Description
In a relationship with the world that pays close attention to temporality, space and presence, my visual arts practice probes and explores the sensitive matter concealed in ordinary everyday life, that infra-ordinary weave that acts on our perception of the visible and the invisible, the infinitesimal and the poetic sign, presence and absence, appearance and disappearance. According to the French writer Georges Perec, the infra-ordinary is an anthropology of the everyday, the banal, the obvious, highlighting the endotic rather than the exotic. It’s a relationship to the world intrinsically linked to an awareness of detail and fragment, with the aim of making them visible and meaningful.
Using objects as metaphors, as signs of a dialogue, I develop protean installations (objects, photographic, sculptural and kinetic elements) and in situ or in socius interventions that tend, through an encounter between formal and symbolic elements, to provoke a re-enchantment of everyday life. Favoring the installation medium for its immersive character, but also to highlight a certain indeterminacy of form leading to an opening-up of meaning, I deploy bodies of objects, cobbled-together universes that are both refined and rigorous, entering into a relationship with the space and the public.I work with delicacy and meticulousness, to magnify the fragility and precariousness of materials and objects.
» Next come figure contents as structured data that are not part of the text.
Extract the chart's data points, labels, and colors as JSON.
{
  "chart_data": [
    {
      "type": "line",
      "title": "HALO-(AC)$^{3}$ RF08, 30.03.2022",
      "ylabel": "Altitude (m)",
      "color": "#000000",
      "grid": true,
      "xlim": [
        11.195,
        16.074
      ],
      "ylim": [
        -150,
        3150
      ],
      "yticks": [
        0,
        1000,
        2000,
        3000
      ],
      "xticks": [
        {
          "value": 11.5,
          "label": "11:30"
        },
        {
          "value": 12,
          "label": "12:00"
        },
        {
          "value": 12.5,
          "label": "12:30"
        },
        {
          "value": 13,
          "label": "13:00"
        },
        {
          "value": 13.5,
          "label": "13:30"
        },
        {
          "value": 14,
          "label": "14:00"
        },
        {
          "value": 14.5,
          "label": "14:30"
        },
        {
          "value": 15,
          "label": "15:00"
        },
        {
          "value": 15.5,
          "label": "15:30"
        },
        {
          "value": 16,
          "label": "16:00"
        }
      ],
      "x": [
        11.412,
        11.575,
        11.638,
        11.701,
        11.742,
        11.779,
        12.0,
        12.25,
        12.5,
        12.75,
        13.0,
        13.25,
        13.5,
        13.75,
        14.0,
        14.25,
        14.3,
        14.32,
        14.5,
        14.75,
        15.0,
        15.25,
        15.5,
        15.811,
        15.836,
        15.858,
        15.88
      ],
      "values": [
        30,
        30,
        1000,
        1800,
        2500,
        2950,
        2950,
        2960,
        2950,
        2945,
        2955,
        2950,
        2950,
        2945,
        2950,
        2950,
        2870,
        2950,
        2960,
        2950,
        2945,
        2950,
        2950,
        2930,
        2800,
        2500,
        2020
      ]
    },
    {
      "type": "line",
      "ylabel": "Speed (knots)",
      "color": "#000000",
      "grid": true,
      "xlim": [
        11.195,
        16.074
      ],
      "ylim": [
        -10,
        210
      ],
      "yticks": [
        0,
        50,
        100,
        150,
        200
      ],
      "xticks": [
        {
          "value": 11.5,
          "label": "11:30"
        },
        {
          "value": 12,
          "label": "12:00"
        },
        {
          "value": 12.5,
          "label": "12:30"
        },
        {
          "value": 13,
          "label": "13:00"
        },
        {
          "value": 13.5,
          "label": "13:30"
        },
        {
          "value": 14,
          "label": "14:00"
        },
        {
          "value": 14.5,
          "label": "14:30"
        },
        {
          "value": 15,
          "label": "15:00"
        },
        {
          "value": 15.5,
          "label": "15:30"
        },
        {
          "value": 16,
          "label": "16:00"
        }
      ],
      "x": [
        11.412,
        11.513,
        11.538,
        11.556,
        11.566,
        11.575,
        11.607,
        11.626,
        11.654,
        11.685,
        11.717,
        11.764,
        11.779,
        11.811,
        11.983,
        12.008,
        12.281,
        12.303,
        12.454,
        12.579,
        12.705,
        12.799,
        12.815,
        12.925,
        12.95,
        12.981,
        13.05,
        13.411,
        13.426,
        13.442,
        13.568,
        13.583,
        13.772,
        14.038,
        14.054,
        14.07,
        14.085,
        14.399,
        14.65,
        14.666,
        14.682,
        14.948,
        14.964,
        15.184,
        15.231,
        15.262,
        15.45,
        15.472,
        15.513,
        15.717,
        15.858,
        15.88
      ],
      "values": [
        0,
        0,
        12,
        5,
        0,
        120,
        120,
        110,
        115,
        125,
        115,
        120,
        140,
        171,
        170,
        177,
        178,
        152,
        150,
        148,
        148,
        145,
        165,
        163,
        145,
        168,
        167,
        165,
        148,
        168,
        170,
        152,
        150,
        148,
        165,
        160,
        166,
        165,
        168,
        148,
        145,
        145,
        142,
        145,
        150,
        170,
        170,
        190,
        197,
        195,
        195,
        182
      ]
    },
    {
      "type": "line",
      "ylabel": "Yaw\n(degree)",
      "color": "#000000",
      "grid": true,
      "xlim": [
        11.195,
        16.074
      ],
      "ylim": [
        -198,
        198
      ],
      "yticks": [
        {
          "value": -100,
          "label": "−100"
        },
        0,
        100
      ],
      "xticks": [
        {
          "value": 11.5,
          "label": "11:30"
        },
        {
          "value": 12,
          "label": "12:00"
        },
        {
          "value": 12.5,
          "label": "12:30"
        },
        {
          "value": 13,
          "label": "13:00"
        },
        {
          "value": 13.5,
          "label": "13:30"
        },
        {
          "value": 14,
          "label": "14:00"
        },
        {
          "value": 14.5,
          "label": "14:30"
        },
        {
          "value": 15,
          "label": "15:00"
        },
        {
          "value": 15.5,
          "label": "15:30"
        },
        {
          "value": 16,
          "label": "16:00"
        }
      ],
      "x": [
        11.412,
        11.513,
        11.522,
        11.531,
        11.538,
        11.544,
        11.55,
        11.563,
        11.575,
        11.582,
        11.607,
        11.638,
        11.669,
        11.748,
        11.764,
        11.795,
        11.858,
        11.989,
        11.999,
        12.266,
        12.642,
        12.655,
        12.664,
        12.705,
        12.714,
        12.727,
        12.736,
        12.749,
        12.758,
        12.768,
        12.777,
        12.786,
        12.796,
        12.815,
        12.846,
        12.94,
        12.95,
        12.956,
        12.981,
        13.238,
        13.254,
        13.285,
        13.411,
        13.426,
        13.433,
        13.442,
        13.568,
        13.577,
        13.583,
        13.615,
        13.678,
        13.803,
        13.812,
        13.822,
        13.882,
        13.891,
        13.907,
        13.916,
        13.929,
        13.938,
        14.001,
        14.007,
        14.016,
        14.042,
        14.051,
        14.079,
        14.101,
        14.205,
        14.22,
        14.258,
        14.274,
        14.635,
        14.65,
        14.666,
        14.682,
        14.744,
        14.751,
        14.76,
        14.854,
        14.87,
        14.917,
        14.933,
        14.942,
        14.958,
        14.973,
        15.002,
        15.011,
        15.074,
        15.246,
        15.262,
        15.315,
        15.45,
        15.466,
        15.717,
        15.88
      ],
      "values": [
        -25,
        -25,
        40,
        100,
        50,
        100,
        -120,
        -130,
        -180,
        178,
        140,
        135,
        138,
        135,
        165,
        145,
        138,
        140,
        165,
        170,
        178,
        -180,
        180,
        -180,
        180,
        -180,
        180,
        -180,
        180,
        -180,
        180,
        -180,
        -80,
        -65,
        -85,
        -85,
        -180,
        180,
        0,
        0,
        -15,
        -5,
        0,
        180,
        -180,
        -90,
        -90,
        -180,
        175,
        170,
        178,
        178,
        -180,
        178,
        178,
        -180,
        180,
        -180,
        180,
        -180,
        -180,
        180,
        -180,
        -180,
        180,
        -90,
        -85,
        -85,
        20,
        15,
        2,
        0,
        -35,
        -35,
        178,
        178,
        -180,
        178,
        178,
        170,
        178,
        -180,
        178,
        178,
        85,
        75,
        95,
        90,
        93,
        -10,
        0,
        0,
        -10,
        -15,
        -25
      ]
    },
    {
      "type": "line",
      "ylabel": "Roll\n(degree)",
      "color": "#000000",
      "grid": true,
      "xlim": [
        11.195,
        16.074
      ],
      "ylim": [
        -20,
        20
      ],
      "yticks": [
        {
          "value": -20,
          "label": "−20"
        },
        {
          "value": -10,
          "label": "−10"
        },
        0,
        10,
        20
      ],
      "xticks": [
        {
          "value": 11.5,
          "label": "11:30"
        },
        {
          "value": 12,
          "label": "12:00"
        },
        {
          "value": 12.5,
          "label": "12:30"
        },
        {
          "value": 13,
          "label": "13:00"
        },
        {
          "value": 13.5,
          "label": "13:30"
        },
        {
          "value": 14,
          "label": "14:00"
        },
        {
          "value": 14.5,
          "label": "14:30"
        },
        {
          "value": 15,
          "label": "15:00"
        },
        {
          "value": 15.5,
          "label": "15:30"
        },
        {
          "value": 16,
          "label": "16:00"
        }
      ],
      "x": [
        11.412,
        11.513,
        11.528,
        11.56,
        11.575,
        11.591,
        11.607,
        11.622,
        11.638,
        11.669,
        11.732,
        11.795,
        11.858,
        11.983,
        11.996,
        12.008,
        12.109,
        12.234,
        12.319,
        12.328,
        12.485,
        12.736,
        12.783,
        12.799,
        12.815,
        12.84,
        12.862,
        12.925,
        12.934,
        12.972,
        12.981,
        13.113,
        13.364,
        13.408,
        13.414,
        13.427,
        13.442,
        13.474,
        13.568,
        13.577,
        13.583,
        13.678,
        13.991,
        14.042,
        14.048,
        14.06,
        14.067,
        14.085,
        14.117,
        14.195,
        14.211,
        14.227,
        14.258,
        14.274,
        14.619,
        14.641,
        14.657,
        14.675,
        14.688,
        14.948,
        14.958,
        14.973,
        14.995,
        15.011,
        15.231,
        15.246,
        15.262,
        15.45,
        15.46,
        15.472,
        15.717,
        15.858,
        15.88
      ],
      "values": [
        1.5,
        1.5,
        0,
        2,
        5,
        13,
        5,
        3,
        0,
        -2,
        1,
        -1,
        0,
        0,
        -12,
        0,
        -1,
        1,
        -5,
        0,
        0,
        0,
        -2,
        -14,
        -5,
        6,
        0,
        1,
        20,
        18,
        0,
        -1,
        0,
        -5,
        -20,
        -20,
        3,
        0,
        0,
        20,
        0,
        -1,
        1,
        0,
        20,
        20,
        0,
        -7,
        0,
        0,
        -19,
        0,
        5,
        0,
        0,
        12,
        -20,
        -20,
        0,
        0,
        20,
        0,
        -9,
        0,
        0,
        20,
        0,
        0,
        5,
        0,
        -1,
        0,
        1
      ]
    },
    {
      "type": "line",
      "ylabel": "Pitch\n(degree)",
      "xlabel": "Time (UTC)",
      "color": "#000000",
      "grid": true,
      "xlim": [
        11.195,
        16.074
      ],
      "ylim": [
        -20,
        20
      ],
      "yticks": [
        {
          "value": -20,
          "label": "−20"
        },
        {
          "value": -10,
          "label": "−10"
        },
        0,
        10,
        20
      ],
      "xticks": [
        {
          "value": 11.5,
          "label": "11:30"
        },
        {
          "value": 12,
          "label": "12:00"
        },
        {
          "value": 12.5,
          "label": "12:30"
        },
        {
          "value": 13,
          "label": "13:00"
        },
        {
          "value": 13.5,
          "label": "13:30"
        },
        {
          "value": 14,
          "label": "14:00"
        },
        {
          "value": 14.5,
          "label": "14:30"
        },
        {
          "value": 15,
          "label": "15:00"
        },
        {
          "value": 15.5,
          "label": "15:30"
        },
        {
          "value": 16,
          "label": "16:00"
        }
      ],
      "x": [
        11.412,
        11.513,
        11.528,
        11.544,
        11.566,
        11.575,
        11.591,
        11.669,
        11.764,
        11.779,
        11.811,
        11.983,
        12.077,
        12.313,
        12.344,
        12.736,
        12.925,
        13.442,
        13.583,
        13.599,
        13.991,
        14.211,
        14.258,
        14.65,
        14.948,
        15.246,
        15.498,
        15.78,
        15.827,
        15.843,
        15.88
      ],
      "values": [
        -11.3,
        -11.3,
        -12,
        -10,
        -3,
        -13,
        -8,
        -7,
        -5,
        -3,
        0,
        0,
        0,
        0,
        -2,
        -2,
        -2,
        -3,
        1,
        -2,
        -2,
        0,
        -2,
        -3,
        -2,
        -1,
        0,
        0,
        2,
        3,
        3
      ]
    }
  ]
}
I construct fragmented narratives, halfway between poetry, archaeology and narrative drift.
My research maintains a close relationship with territory and displacement, often unfolding in the field through collections and encounters. I’m interested in the process of making and the conditions of emergence of the work, as well as in finds, remnants and traces. Serendipity – that is, finding rather than searching, and using what you find to create – guides my research and leads me to develop an acuity for the poetic potential of the everyday.